Our results from above:

In [257]:
df
Out[257]:
# rows 100 1000 10000
# cols 20 100 1000 20 100 1000 20 100 1000
Normal Eqns- Naive 0.001276 0.003634 NaN 0.000960 0.005172 0.293126 0.002226 0.021248 1.164655
Normal Eqns- Cholesky 0.001660 0.003958 NaN 0.001665 0.004007 0.093696 0.001928 0.010456 0.399464
QR Factorization 0.002174 0.006486 NaN 0.004235 0.017773 0.213232 0.019229 0.116122 2.208129
SVD 0.003880 0.021737 NaN 0.004672 0.026950 1.280490 0.018138 0.130652 3.433003
Scipy lstsq 0.004338 0.020198 NaN 0.004320 0.021199 1.083804 0.012200 0.088467 2.134780

From Trefethen (page 84):

Normal equations/Cholesky is fastest when it works.

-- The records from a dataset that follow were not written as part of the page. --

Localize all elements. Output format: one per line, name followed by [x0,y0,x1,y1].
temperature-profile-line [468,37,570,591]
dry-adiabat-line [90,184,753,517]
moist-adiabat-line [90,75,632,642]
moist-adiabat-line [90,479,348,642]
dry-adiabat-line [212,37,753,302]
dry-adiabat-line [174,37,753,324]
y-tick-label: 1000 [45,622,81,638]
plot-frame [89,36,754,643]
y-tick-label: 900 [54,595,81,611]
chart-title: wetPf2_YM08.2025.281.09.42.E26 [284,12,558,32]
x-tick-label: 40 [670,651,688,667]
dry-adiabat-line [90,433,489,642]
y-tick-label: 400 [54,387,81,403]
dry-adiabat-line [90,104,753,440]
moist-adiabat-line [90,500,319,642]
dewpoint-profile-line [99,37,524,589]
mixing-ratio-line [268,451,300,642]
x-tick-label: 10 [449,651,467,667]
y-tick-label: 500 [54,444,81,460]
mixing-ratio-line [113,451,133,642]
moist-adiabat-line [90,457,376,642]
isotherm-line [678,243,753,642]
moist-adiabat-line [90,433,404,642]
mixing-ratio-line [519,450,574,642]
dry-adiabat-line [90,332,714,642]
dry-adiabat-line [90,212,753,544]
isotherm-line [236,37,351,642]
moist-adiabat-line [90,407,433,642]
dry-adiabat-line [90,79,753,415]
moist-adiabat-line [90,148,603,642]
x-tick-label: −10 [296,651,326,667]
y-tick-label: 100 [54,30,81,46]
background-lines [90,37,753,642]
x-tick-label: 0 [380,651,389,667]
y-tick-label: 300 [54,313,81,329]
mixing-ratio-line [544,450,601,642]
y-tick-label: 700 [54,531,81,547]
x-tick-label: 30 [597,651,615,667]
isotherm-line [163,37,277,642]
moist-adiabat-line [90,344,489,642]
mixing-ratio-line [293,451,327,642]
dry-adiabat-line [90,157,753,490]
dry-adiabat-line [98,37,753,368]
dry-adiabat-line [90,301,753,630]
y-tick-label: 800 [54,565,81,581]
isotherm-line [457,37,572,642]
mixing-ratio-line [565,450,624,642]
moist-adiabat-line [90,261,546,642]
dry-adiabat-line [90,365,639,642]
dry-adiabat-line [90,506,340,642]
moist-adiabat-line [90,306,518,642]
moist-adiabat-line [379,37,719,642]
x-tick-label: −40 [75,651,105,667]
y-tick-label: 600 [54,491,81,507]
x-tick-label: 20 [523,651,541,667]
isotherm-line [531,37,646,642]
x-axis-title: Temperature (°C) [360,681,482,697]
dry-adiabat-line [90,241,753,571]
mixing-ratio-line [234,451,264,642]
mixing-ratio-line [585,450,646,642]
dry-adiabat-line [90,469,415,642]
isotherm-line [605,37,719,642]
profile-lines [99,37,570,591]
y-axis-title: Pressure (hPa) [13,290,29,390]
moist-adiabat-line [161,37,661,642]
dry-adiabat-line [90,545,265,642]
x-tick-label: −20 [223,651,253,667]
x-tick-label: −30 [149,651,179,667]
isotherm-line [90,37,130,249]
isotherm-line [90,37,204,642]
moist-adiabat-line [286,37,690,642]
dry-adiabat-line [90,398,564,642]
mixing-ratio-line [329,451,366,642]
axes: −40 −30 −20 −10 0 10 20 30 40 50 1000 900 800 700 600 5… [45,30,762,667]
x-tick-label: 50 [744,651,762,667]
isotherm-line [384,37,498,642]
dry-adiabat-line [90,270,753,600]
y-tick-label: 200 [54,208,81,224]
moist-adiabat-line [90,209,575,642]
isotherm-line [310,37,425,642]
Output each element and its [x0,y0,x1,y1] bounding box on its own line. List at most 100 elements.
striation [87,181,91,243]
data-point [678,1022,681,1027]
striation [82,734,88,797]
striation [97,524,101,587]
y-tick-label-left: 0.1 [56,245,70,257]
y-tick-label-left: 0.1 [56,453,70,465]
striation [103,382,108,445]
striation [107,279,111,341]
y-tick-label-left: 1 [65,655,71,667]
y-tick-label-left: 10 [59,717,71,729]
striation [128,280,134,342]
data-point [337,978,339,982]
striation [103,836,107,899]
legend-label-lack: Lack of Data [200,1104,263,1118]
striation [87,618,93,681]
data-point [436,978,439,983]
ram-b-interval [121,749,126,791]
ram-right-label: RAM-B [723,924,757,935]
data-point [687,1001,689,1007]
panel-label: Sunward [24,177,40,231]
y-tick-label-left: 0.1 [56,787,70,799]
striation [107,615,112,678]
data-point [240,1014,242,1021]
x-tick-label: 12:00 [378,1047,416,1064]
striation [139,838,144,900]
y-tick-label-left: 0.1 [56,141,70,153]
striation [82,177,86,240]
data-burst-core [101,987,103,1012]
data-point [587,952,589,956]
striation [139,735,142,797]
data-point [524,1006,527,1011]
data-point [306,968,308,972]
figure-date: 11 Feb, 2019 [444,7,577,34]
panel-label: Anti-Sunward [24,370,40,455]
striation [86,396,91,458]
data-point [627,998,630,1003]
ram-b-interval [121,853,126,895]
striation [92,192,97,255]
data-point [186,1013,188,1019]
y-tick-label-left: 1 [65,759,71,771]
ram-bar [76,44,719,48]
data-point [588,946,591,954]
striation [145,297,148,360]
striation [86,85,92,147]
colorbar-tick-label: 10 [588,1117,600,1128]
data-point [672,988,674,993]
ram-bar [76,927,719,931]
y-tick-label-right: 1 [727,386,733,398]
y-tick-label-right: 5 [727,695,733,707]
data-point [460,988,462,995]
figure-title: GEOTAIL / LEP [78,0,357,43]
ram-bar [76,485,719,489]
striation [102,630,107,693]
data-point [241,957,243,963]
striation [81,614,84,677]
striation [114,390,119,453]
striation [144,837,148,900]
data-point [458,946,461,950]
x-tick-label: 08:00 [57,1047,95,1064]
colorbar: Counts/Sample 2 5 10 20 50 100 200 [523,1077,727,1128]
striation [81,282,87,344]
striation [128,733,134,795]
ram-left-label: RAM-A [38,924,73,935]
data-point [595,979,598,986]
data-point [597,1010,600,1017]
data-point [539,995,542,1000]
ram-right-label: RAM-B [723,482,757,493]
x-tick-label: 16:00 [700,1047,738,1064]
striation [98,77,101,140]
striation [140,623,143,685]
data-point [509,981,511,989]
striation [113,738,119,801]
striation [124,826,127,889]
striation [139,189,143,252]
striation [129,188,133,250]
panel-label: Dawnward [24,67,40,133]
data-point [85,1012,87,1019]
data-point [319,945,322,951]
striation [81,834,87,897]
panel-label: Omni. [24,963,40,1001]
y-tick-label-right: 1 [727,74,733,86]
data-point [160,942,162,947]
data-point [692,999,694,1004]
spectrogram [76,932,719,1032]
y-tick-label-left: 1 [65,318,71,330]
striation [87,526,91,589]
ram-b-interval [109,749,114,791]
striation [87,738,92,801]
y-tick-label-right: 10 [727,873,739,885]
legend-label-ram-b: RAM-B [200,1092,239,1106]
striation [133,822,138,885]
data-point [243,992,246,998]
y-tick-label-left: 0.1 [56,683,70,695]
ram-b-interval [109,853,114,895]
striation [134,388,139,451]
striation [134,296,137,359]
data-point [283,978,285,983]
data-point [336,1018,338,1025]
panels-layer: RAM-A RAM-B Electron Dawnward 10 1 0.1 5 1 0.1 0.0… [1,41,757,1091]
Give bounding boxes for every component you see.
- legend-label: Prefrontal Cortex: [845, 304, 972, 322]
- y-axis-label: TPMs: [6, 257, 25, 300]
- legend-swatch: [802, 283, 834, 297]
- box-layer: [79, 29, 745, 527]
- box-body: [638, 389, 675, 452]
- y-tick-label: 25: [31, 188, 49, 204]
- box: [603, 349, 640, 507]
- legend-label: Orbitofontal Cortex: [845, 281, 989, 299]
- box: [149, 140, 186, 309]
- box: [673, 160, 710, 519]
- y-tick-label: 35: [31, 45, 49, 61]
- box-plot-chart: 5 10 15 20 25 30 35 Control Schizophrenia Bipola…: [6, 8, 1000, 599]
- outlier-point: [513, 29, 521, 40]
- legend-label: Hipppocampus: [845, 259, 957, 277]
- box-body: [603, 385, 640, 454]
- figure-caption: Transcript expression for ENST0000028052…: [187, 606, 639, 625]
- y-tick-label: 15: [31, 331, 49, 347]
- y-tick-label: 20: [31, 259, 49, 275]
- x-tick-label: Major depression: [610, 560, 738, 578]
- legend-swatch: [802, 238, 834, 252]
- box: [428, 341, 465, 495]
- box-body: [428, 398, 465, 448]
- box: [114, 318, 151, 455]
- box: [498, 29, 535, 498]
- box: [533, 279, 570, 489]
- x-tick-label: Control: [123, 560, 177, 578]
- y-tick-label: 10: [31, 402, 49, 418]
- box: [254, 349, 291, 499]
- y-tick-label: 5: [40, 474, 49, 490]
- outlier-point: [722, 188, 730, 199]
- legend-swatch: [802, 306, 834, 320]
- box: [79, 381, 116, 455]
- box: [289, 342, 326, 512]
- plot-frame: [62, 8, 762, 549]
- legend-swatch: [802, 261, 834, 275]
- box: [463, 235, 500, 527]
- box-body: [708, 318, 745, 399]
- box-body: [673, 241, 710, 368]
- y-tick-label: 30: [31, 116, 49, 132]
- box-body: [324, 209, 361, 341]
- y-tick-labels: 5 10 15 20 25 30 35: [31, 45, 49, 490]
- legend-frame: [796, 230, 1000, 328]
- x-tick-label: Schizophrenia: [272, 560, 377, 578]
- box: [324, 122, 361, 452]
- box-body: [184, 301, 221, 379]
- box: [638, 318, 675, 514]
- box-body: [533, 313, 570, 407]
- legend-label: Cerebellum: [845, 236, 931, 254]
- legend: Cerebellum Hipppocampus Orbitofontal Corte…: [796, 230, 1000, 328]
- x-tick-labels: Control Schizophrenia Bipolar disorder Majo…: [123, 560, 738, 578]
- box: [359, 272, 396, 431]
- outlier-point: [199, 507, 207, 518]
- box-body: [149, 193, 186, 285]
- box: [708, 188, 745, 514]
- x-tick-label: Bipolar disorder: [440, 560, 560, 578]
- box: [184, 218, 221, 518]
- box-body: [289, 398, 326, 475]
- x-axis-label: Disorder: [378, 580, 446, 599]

Cholesky can only be used on symmetric, positive definite matrices. Also, normal equations/Cholesky is unstable for matrices with high condition numbers or with low-rank.

Linear regression via QR has been recommended by numerical analysts as the standard method for years. It is natural, elegant, and good for "daily use".